STR 3: -3 to hit and damage
STR 4-5: -2 to hit and damage
STR 6-8: -1 to hit and damage
STR 9-12: no adjustment in melee
STR 13-15: +1 to hit and damage
STR 16-17: +2 to hit and damage
STR 18: +3 to hit and damage

So with the optional “two-handed damage bonus” a character would receive either a +2, +4, or +6 bonus to melee damage ONLY when using a two-handed weapon (as long as his or her strength was greater than 12).
: )


  1. Simple, yet elegant. Allows for sword swinging wizards and staff wielding warriors. I like it!

  2. Although I'm going to dispute the complexity of Weapon vs. AC, if you don't go that route, then I plump for Damage by Class. I've always liked that idea.

  3. Is it such a sin to use 1d6 per weapon (and almost all monsters), and 1d6 hit dice for almost all classes?

    Also, "stabbed through the heart by the alcoholic, chain-smoking, syphilitic mercenary" is pretty evocative!

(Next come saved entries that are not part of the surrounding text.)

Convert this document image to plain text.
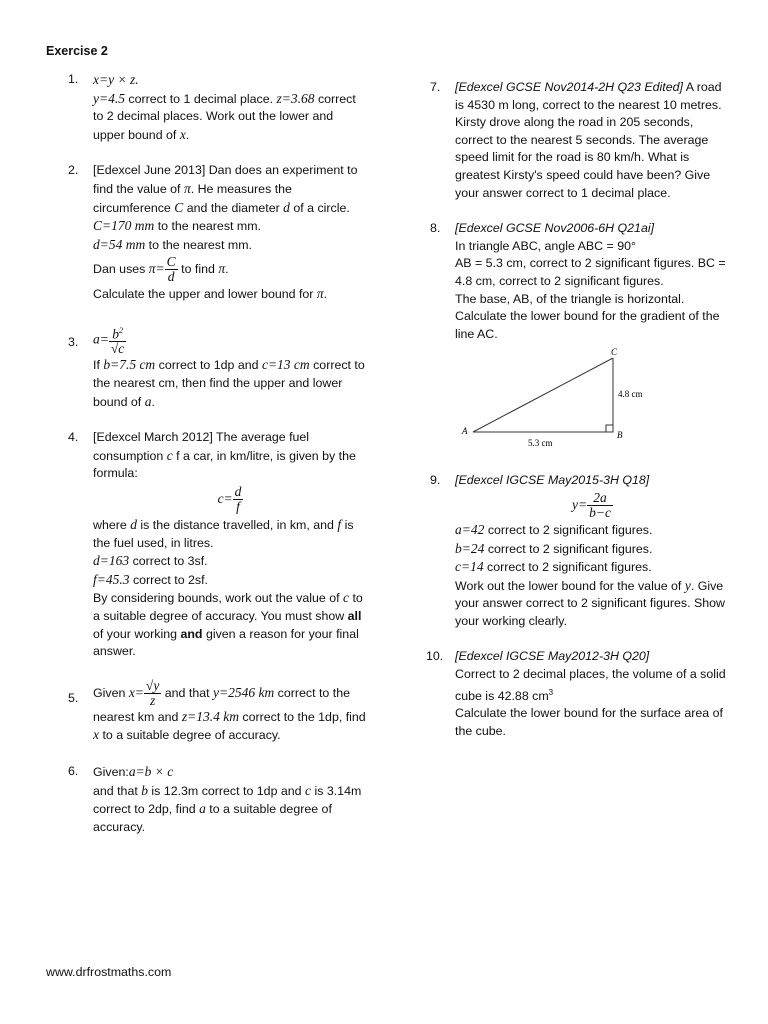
Exercise 2
1. x=y × z.
y=4.5 correct to 1 decimal place. z=3.68 correct to 2 decimal places. Work out the lower and upper bound of x.
2. [Edexcel June 2013] Dan does an experiment to find the value of π. He measures the circumference C and the diameter d of a circle.
C=170 mm to the nearest mm.
d=54 mm to the nearest mm.
Dan uses $\pi= \frac{C}{d}$ to find π.
Calculate the upper and lower bound for π.
3. $a= \frac{b^2}{√c}$
If b=7.5 cm correct to 1dp and c=13 cm correct to the nearest cm, then find the upper and lower bound of a.
4. [Edexcel March 2012] The average fuel consumption c f a car, in km/litre, is given by the formula:
$c= \frac{d}{f}$
where d is the distance travelled, in km, and f is the fuel used, in litres.
d=163 correct to 3sf.
f=45.3 correct to 2sf.
By considering bounds, work out the value of c to a suitable degree of accuracy. You must show all of your working and given a reason for your final answer.
5. Given $x= \frac{√y}{z}$ and that y=2546 km correct to the nearest km and z=13.4 km correct to the 1dp, find x to a suitable degree of accuracy.
6. Given:a=b × c
and that b is 12.3m correct to 1dp and c is 3.14m correct to 2dp, find a to a suitable degree of accuracy.
7. [Edexcel GCSE Nov2014-2H Q23 Edited] A road is 4530 m long, correct to the nearest 10 metres. Kirsty drove along the road in 205 seconds, correct to the nearest 5 seconds. The average speed limit for the road is 80 km/h. What is greatest Kirsty's speed could have been? Give your answer correct to 1 decimal place.
8. [Edexcel GCSE Nov2006-6H Q21ai]
In triangle ABC, angle ABC = 90°
AB = 5.3 cm, correct to 2 significant figures. BC = 4.8 cm, correct to 2 significant figures.
The base, AB, of the triangle is horizontal.
Calculate the lower bound for the gradient of the line AC.
A	B
C
5.3 cm
4.8 cm
9. [Edexcel IGCSE May2015-3H Q18]
$y= \frac{2a}{b-c}$
a=42 correct to 2 significant figures.
b=24 correct to 2 significant figures.
c=14 correct to 2 significant figures.
Work out the lower bound for the value of y. Give your answer correct to 2 significant figures. Show your working clearly.
10. [Edexcel IGCSE May2012-3H Q20]
Correct to 2 decimal places, the volume of a solid cube is 42.88 $cm^3$
Calculate the lower bound for the surface area of the cube.
www.drfrostmaths.com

  4. Oh, and you could differentiate weapons by using a critical hit table.

    Swords, used more for slashing and stabbing, have a mix of the Pierce and Cleave table.

    The Pierce table does things to internal organs.

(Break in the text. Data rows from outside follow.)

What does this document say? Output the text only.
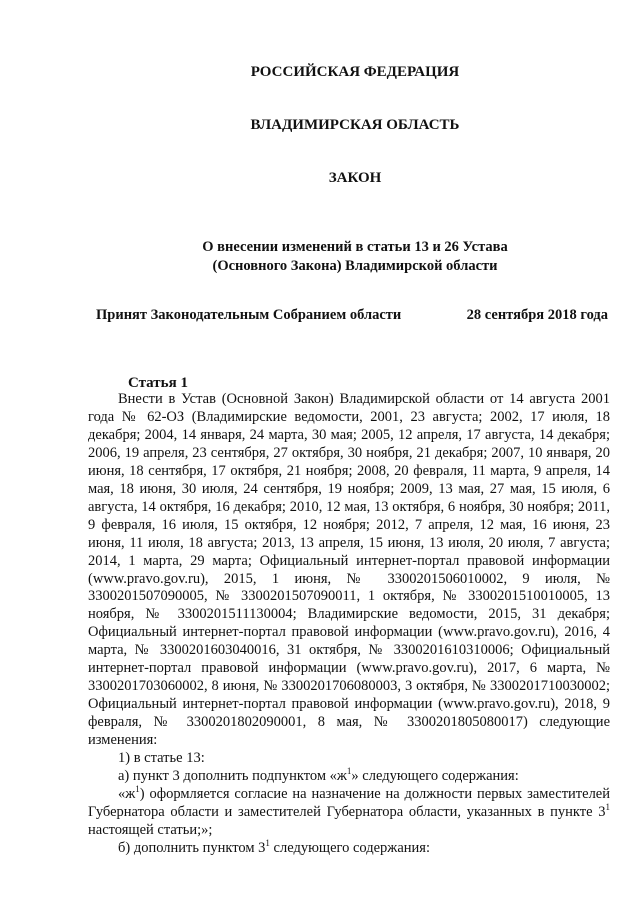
РОССИЙСКАЯ ФЕДЕРАЦИЯ

ВЛАДИМИРСКАЯ ОБЛАСТЬ

ЗАКОН

О внесении изменений в статьи 13 и 26 Устава
(Основного Закона) Владимирской области

Принят Законодательным Собранием области	28 сентября 2018 года

Статья 1

Внести в Устав (Основной Закон) Владимирской области от 14 августа 2001 года № 62-ОЗ (Владимирские ведомости, 2001, 23 августа; 2002, 17 июля, 18 декабря; 2004, 14 января, 24 марта, 30 мая; 2005, 12 апреля, 17 августа, 14 декабря; 2006, 19 апреля, 23 сентября, 27 октября, 30 ноября, 21 декабря; 2007, 10 января, 20 июня, 18 сентября, 17 октября, 21 ноября; 2008, 20 февраля, 11 марта, 9 апреля, 14 мая, 18 июня, 30 июля, 24 сентября, 19 ноября; 2009, 13 мая, 27 мая, 15 июля, 6 августа, 14 октября, 16 декабря; 2010, 12 мая, 13 октября, 6 ноября, 30 ноября; 2011, 9 февраля, 16 июля, 15 октября, 12 ноября; 2012, 7 апреля, 12 мая, 16 июня, 23 июня, 11 июля, 18 августа; 2013, 13 апреля, 15 июня, 13 июля, 20 июля, 7 августа; 2014, 1 марта, 29 марта; Официальный интернет-портал правовой информации (www.pravo.gov.ru), 2015, 1 июня, № 3300201506010002, 9 июля, № 3300201507090005, № 3300201507090011, 1 октября, № 3300201510010005, 13 ноября, № 3300201511130004; Владимирские ведомости, 2015, 31 декабря; Официальный интернет-портал правовой информации (www.pravo.gov.ru), 2016, 4 марта, № 3300201603040016, 31 октября, № 3300201610310006; Официальный интернет-портал правовой информации (www.pravo.gov.ru), 2017, 6 марта, № 3300201703060002, 8 июня, № 3300201706080003, 3 октября, № 3300201710030002; Официальный интернет-портал правовой информации (www.pravo.gov.ru), 2018, 9 февраля, № 3300201802090001, 8 мая, № 3300201805080017) следующие изменения:

1) в статье 13:

а) пункт 3 дополнить подпунктом «$ж^1$» следующего содержания:

«$ж^1$) оформляется согласие на назначение на должности первых заместителей Губернатора области и заместителей Губернатора области, указанных в пункте $3^1$ настоящей статьи;»;

б) дополнить пунктом $3^1$ следующего содержания:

    The Cleave table cuts off body parts.

    The Crush table breaks bones and occasional knockouts, knockbacks, and knockdowns.

    The Entangle table pins limbs and strangles, and occasionally trips or entangles.

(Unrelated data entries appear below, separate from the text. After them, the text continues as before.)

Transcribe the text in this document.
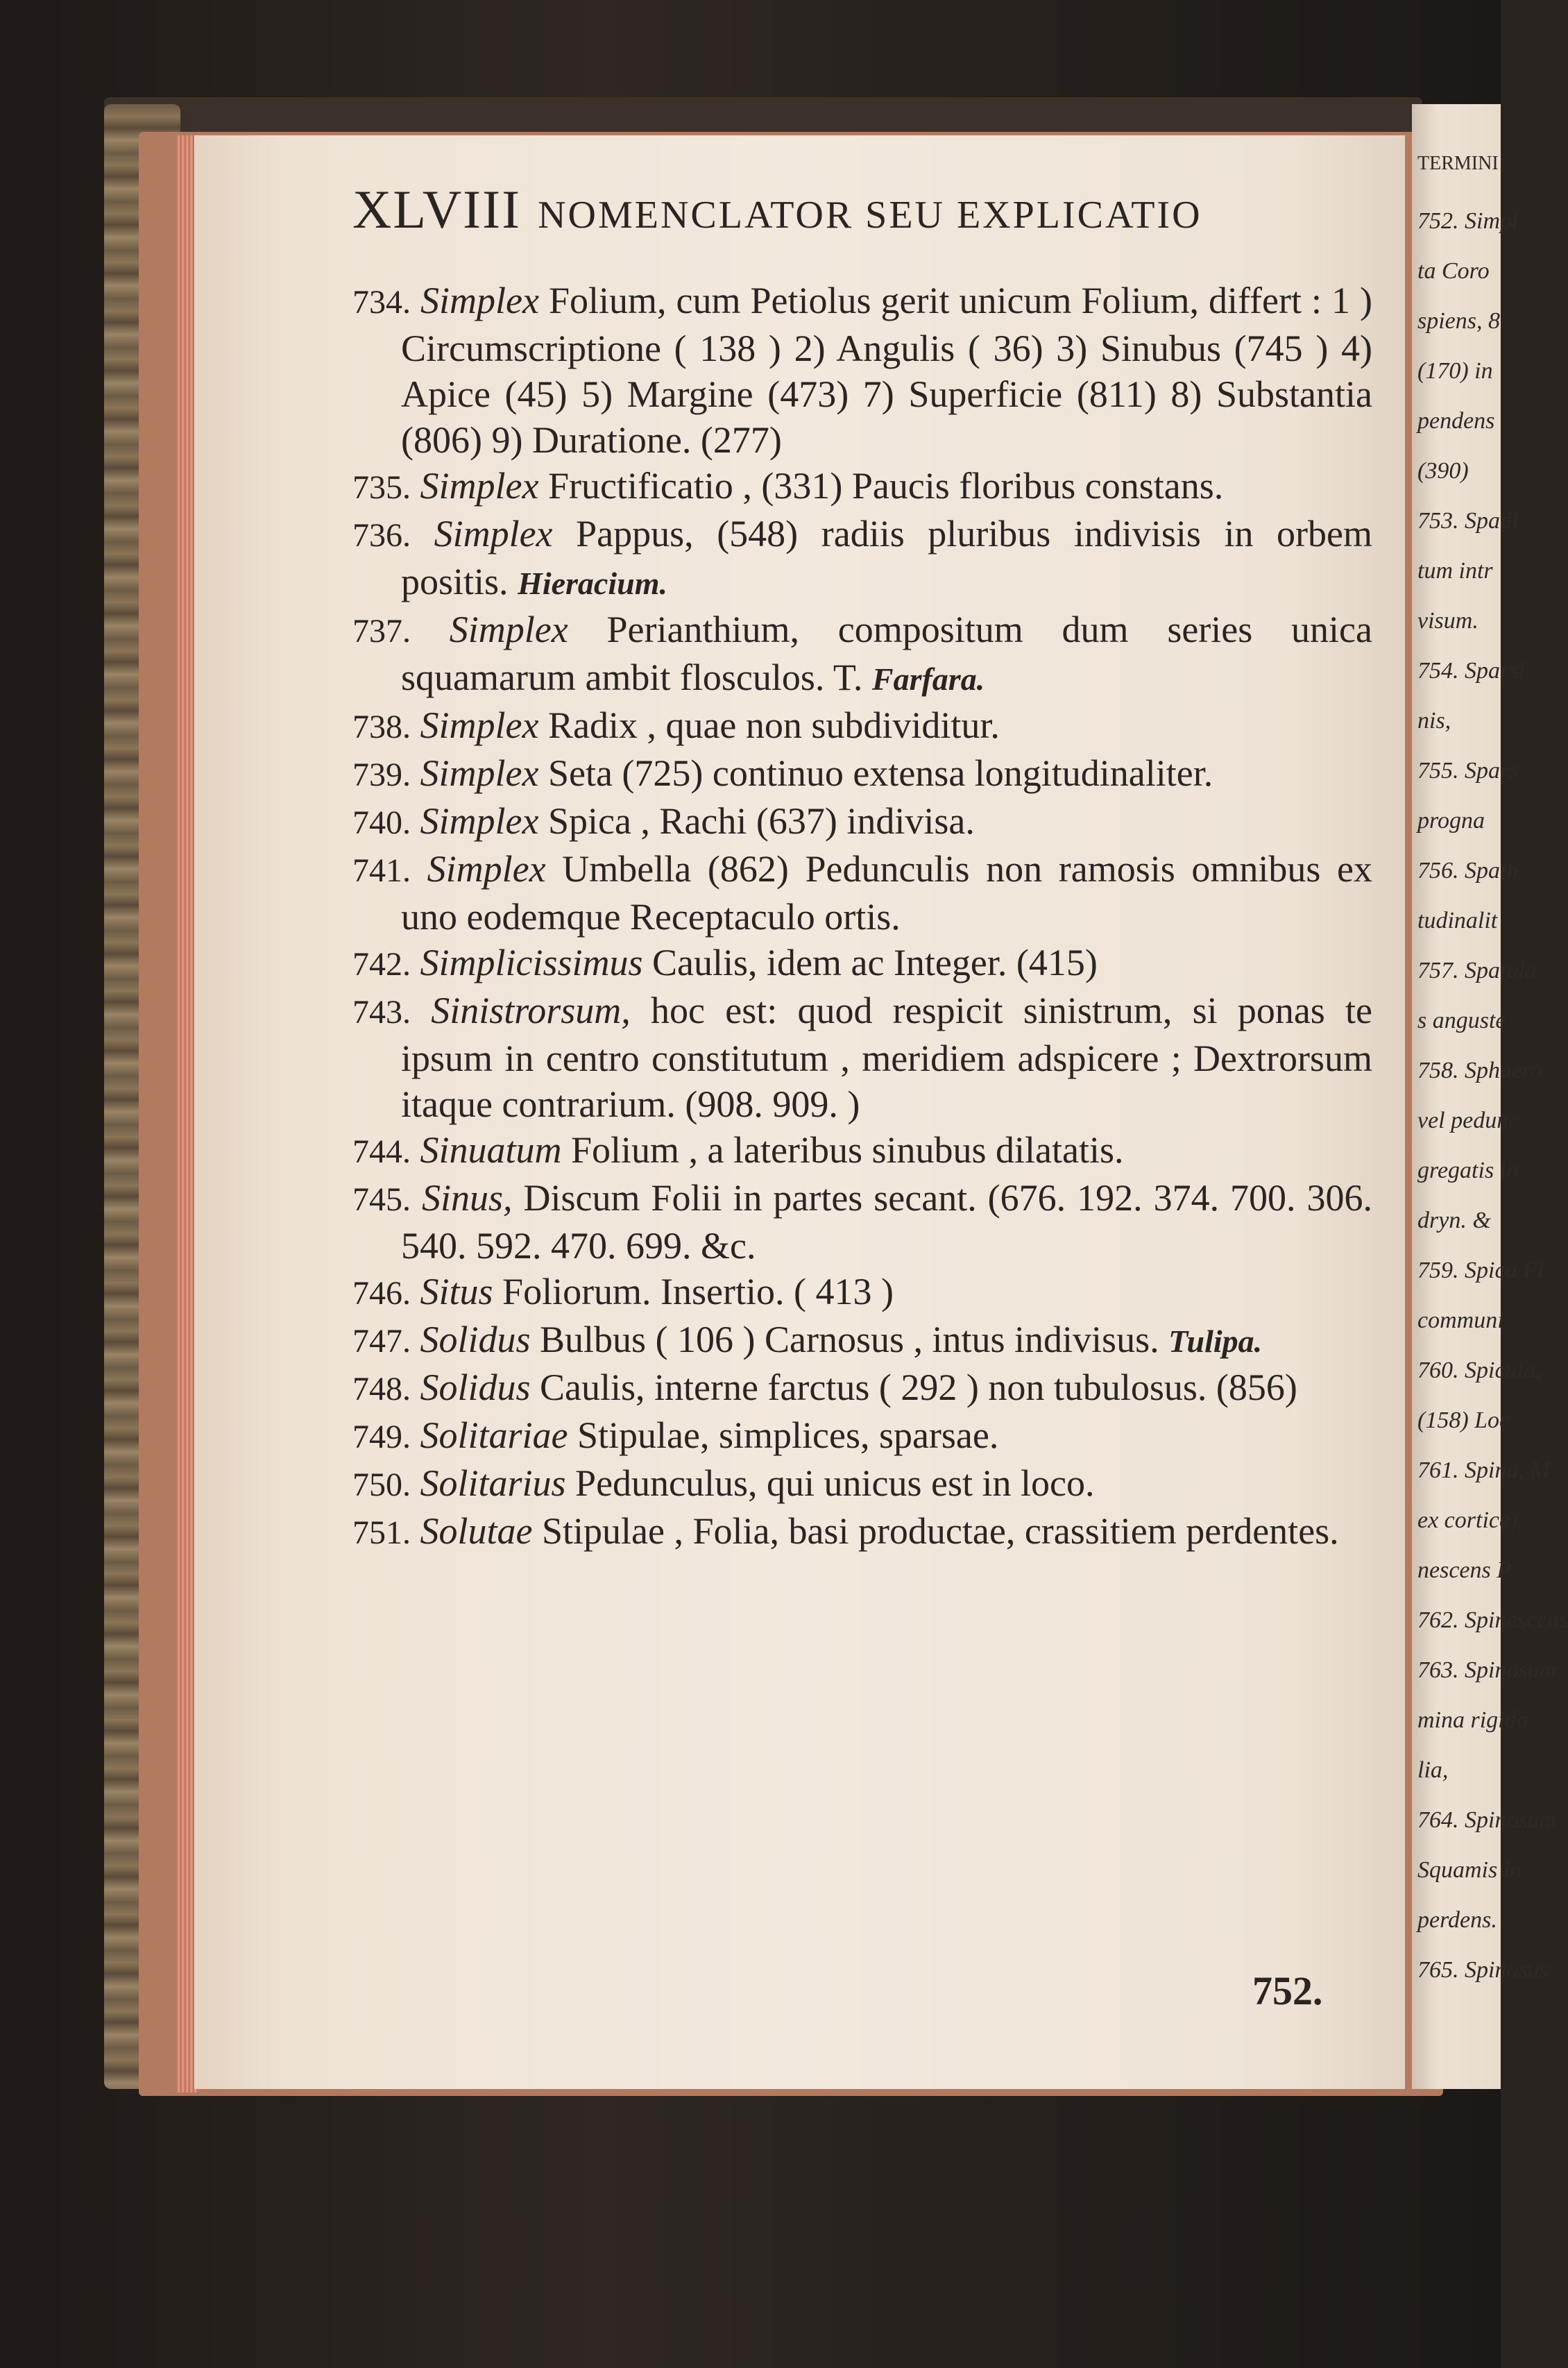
XLVIII NOMENCLATOR SEU EXPLICATIO

734. Simplex Folium, cum Petiolus gerit unicum Folium, differt : 1 ) Circumscriptione ( 138 ) 2) Angulis ( 36) 3) Sinubus (745 ) 4) Apice (45) 5) Margine (473) 7) Superficie (811) 8) Substantia (806) 9) Duratione. (277)

735. Simplex Fructificatio , (331) Paucis floribus constans.

736. Simplex Pappus, (548) radiis pluribus indivisis in orbem positis. Hieracium.

737. Simplex Perianthium, compositum dum series unica squamarum ambit flosculos. T. Farfara.

738. Simplex Radix , quae non subdividitur.

739. Simplex Seta (725) continuo extensa longitudinaliter.

740. Simplex Spica , Rachi (637) indivisa.

741. Simplex Umbella (862) Pedunculis non ramosis omnibus ex uno eodemque Receptaculo ortis.

742. Simplicissimus Caulis, idem ac Integer. (415)

743. Sinistrorsum, hoc est: quod respicit sinistrum, si ponas te ipsum in centro constitutum , meridiem adspicere ; Dextrorsum itaque contrarium. (908. 909. )

744. Sinuatum Folium , a lateribus sinubus dilatatis.

745. Sinus, Discum Folii in partes secant. (676. 192. 374. 700. 306. 540. 592. 470. 699. &c.

746. Situs Foliorum. Insertio. ( 413 )

747. Solidus Bulbus ( 106 ) Carnosus , intus indivisus. Tulipa.

748. Solidus Caulis, interne farctus ( 292 ) non tubulosus. (856)

749. Solitariae Stipulae, simplices, sparsae.

750. Solitarius Pedunculus, qui unicus est in loco.

751. Solutae Stipulae , Folia, basi productae, crassitiem perdentes.

752.
TERMINI
752. Simpl
ta Coro
spiens, 8
(170) in
pendens
(390)
753. Spadi
tum intr
visum.
754. Sparsi
nis,
755. Spars
progna
756. Spath
tudinalit
757. Spatula
s anguste
758. Sphaero
vel pedunc
gregatis in
dryn. &
759. Spica Fl
communi
760. Spicula,
(158) Loc
761. Spina, M
ex cortice)
nescens P
762. Spinescens
763. Spinosum
mina rigida
lia,
764. Spinosum
Squamis in
perdens.
765. Spinosus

    I doubt you need many more. You could tack on a Burn table (fire and acid), a Shock table, and a Freeze table.

    And these would be rolled only if someone got a critical, which doesn't happen that often.

    The differentiation here is that creatures without organs don't have much to Pierce. Undead / golems can't be knocked out. Oozes and ghosts can't be tripped or pinned, and they don't have bones to break.

    It makes critical hits more interesting, and doesn't add too much to the rules-load at the table so long as those crits happen 1 time in 20.

  5. That's neat and very well thought out. I don't think distinguishing weapons in a balanced way has to be as clunky as the old AD&D tables, and came up with something different, over here. Let me know what you think.

  6. Instead of full hog weapon vs armor giving a handful of weapons some benefit is happy middleground. Esp when combined with damage by class. Things such as flails and morning stars negate shield bonus. Polearms have reach. Spears can be set vs charge. Pick does double damage vs heavy/hard/plate armors.

    Two-handers and damage: I agree two handers shouldn't do more damage. They should be more effective at getting through heavier armors. Since armor is an abstraction of absorbing damage via making it harder to hit. It's reasonable to abstract 2h armor penetration as additional damage.

    I like linking 2h increased damage to having the strength to take advantage of it.

  7. @ Everyone: Thank you very much for the positive feedback/reinforcement...the more I think about it, the more I want to instigate these rules ASAP. Now I just need some B/X players....

    @ Norm: (RE 2handers being better at penetrating armor) But how do you rate 'em against (non-armor wearing) monsters? It feels problematic. And yes, I've seen the video of the dudes hacking up pig carcasses with a dopplehander...that ain't the same as attacking a living, moving opponent (I used to break multiple boards with hands and feet when I was heavy into Tae Kwon Do, but it is extremely difficult to break large bones in a person that's moving away from a punch/kick...I sure couldn't do it!). I'm inclined to leave out bonus/penalties vs. armor altogether, but that's me.